这一篇真正开始进入深度学习里面的核心操作了-卷积神经网络,这是继Fully-Connected Neural Nets(全连接神经网络)又比较综合的一次作业,难度会有点。作业 ConvolutionalNetworks.ipynb主要是完成卷积中的两种基本操作:convolution和max pooling,之后会放出两种快速版本,然后瞬间觉得自己写的朴素版本被吊着打;之后重点还得完成一下针对卷积里面的归一化:Spatial Batch Normalization(也就是之前说的2D的Batch Normalization)和Group Normalization(2018年提出来的,前一篇博文中也有提到),教程中主要要看的是:
- lecture 5(对于视频和lecture的顺序我总感觉很迷)
- Convolutional Neural Networks: Architectures, Convolution / Pooling Layers
Convolutional Networks
我想对于卷积(convolution)和池化操作(pooling)操作看完上面的教程应该就很清楚了,况且对于学这门课的,多少有点这方面的基础,我就放一张典型的卷积示意图吧(动图来自以上教程):这也来一张池化的示意图,同样来自以上教程中的:
对于最普通的卷积和池化,就如教程里面的提到的(其实卷积里面还有很多别的超参数可以设定的,可以看torch.nn.Conv2d函数的输入参数就可以大致明白了,这里有个动图总结得很好),我把一些输入输出公式总结了一下:
Convolution: Naive forward pass
在padding操作的时候用了一个numpy.pad()函数,我下面的这句话:
xx = np.pad(x[data_point,:,:,:], pad_width=((0,0),(pad,pad),(pad,pad)), mode='constant')
意思就是在x上下左右以常值0围上pad圈
没办法,自己一想只能想到循环的方法,这样写出来还是比较容易懂的,就是卷积核在feature map上依次滑动就完成了2D卷积的操作,其中主要要找到卷积之后的feature map上的点与之前对应的位置关系:
conv_forward_naive(x, w, b, conv_param)--->return out, cache
def conv_forward_naive(x, w, b, conv_param):
"""
To save space, delete the comment.
"""
out = None
###########################################################################
# TODO: Implement the convolutional forward pass. #
# Hint: you can use the function np.pad for padding. #
###########################################################################
# *****START OF YOUR CODE (DO NOT DELETE/MODIFY THIS LINE)*****
stride = conv_param['stride']
pad = conv_param['pad']
N, C, H, W = x.shape
F, WC, HH, WW = w.shape # actually, WC is equal to C
H_out = int(1 + (H + 2 * pad - HH) / stride)
W_out = int(1 + (W + 2 * pad - WW) / stride)
out = np.zeros((N, F, H_out, W_out))
# In numpy, 'out[:,:,:]' is equal to 'out' if out has 3-D
for data_point in range(N):
xx = np.pad(x[data_point,:,:,:], pad_width=((0,0),(pad,pad),(pad,pad)), mode='constant')
for filt in range(F):
for hh in range(H_out):
for ww in range(W_out):
# Do not forget bias term!!
out[data_point, filt, hh, ww] = np.sum(w[filt,:,:,:] * xx[:,stride*hh:stride*hh+HH,stride*ww:stride*ww+WW]) + b[filt]

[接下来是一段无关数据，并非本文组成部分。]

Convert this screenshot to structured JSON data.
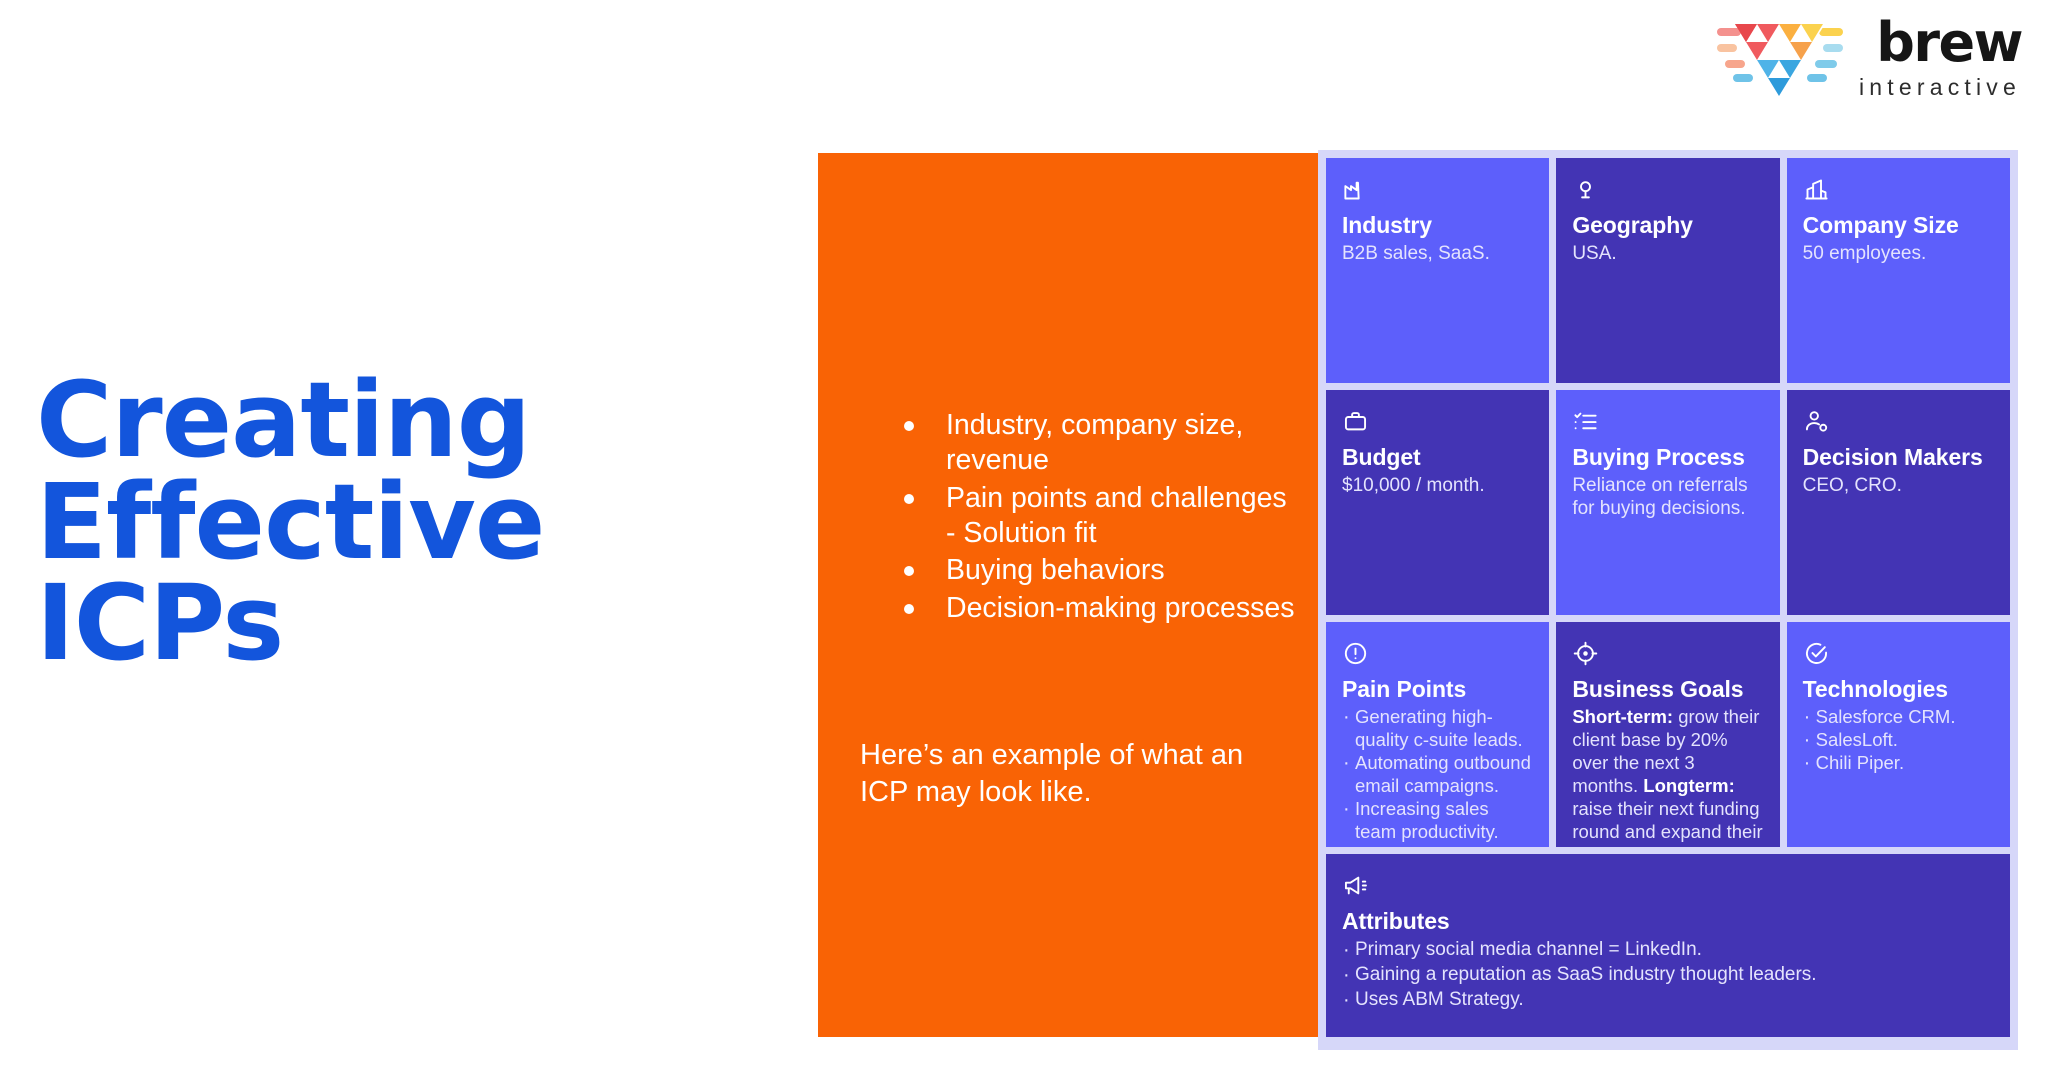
{
  "brand": {
    "logo_word": "brew",
    "logo_sub": "interactive",
    "logo_mark_icon": "brew-triangle-logo-icon",
    "accent_blue": "#1355DC",
    "accent_orange": "#F96305",
    "card_light": "#5D5FFB",
    "card_dark": "#4334B4",
    "panel_bg": "#D6D7F9"
  },
  "headline": {
    "text": "Creating\nEffective\nICPs"
  },
  "orange_panel": {
    "bullets": [
      "Industry, company size, revenue",
      "Pain points and challenges - Solution fit",
      "Buying behaviors",
      "Decision-making processes"
    ],
    "note": "Here’s an example of what an ICP may look like."
  },
  "icp_grid": {
    "rows": [
      {
        "cards": [
          {
            "id": "industry",
            "icon": "factory-icon",
            "title": "Industry",
            "sub": "B2B sales, SaaS.",
            "tone": "light"
          },
          {
            "id": "geography",
            "icon": "map-pin-icon",
            "title": "Geography",
            "sub": "USA.",
            "tone": "dark"
          },
          {
            "id": "company-size",
            "icon": "office-building-icon",
            "title": "Company Size",
            "sub": "50 employees.",
            "tone": "light"
          }
        ]
      },
      {
        "cards": [
          {
            "id": "budget",
            "icon": "briefcase-icon",
            "title": "Budget",
            "sub": "$10,000 / month.",
            "tone": "dark"
          },
          {
            "id": "buying-process",
            "icon": "checklist-icon",
            "title": "Buying Process",
            "sub": "Reliance on referrals for buying decisions.",
            "tone": "light"
          },
          {
            "id": "decision-makers",
            "icon": "user-settings-icon",
            "title": "Decision Makers",
            "sub": "CEO, CRO.",
            "tone": "dark"
          }
        ]
      },
      {
        "cards": [
          {
            "id": "pain-points",
            "icon": "alert-circle-icon",
            "title": "Pain Points",
            "tone": "light",
            "bullets": [
              "Generating high-quality c-suite leads.",
              "Automating outbound email campaigns.",
              "Increasing sales team productivity."
            ]
          },
          {
            "id": "business-goals",
            "icon": "target-icon",
            "title": "Business Goals",
            "tone": "dark",
            "paragraphs": [
              {
                "label": "Short-term:",
                "text": " grow their client base by 20% over the next 3 months."
              },
              {
                "label": "Longterm:",
                "text": " raise their next funding round and expand their sales team."
              }
            ]
          },
          {
            "id": "technologies",
            "icon": "check-circle-icon",
            "title": "Technologies",
            "tone": "light",
            "bullets": [
              "Salesforce CRM.",
              "SalesLoft.",
              "Chili Piper."
            ]
          }
        ]
      },
      {
        "cards": [
          {
            "id": "attributes",
            "icon": "megaphone-icon",
            "title": "Attributes",
            "tone": "dark",
            "wide": true,
            "bullets": [
              "Primary social media channel = LinkedIn.",
              "Gaining a reputation as SaaS industry thought leaders.",
              "Uses ABM Strategy."
            ]
          }
        ]
      }
    ]
  }
}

# *****END OF YOUR CODE (DO NOT DELETE/MODIFY THIS LINE)*****
###########################################################################
# END OF YOUR CODE #
###########################################################################
cache = (x, w, b, conv_param)
return out, cache
Convolution: Naive backward pass
反向传播一向就比前向传播要稍微难写一点。但是最关键的还是要有一个计算图的概念,就是上游梯度该怎么分配给原先feature map中的各个点,分给卷积核中的各个点,以及怎么分配给偏置,其实这时候再去看上面的卷积动图就会很有帮助。
解决思路
:在卷积核滑动的过程中,可以想象成有很多的add gate和multiply gate,无非就是上游梯度乘以权值赋给dx,上游梯度乘以feature map中的值赋给dx,而索引还是和前向传播中差不多(索引就是为了划出那块感受野)
dx[n,:,:,:] = dx_x[:,pad:-pad,pad:-pad]这句话就是为了去掉边上那几圈padding,只保留valid那块
conv_backward_naive(dout, cache)--->return dx, dw, db
def conv_backward_naive(dout, cache):
"""
To save space, delete the comment.
"""
dx, dw, db = None, None, None
###########################################################################
# TODO: Implement the convolutional backward pass. #
###########################################################################
# *****START OF YOUR CODE (DO NOT DELETE/MODIFY THIS LINE)*****
x, w, b, conv_param = cache
stride = conv_param['stride']
pad = conv_param['pad']
N, F, H_out, W_out = dout.shape
F, WC, HH, WW = w.shape
dw = np.zeros(w.shape)
dx = np.zeros(x.shape)
db = np.zeros(b.shape)
for n in range(N):
xx = np.pad(x[n,:,:,:], pad_width=((0,0),(pad,pad),(pad,pad)), mode='constant')
dx_x = np.zeros(xx.shape)
for filt in range(F):
for hh in range(H_out):
for ww in range(W_out):
dw[filt,:,:,:] += dout[n,filt,hh,ww] * xx[:,stride*hh:stride*hh+HH,stride*ww:stride*ww+WW]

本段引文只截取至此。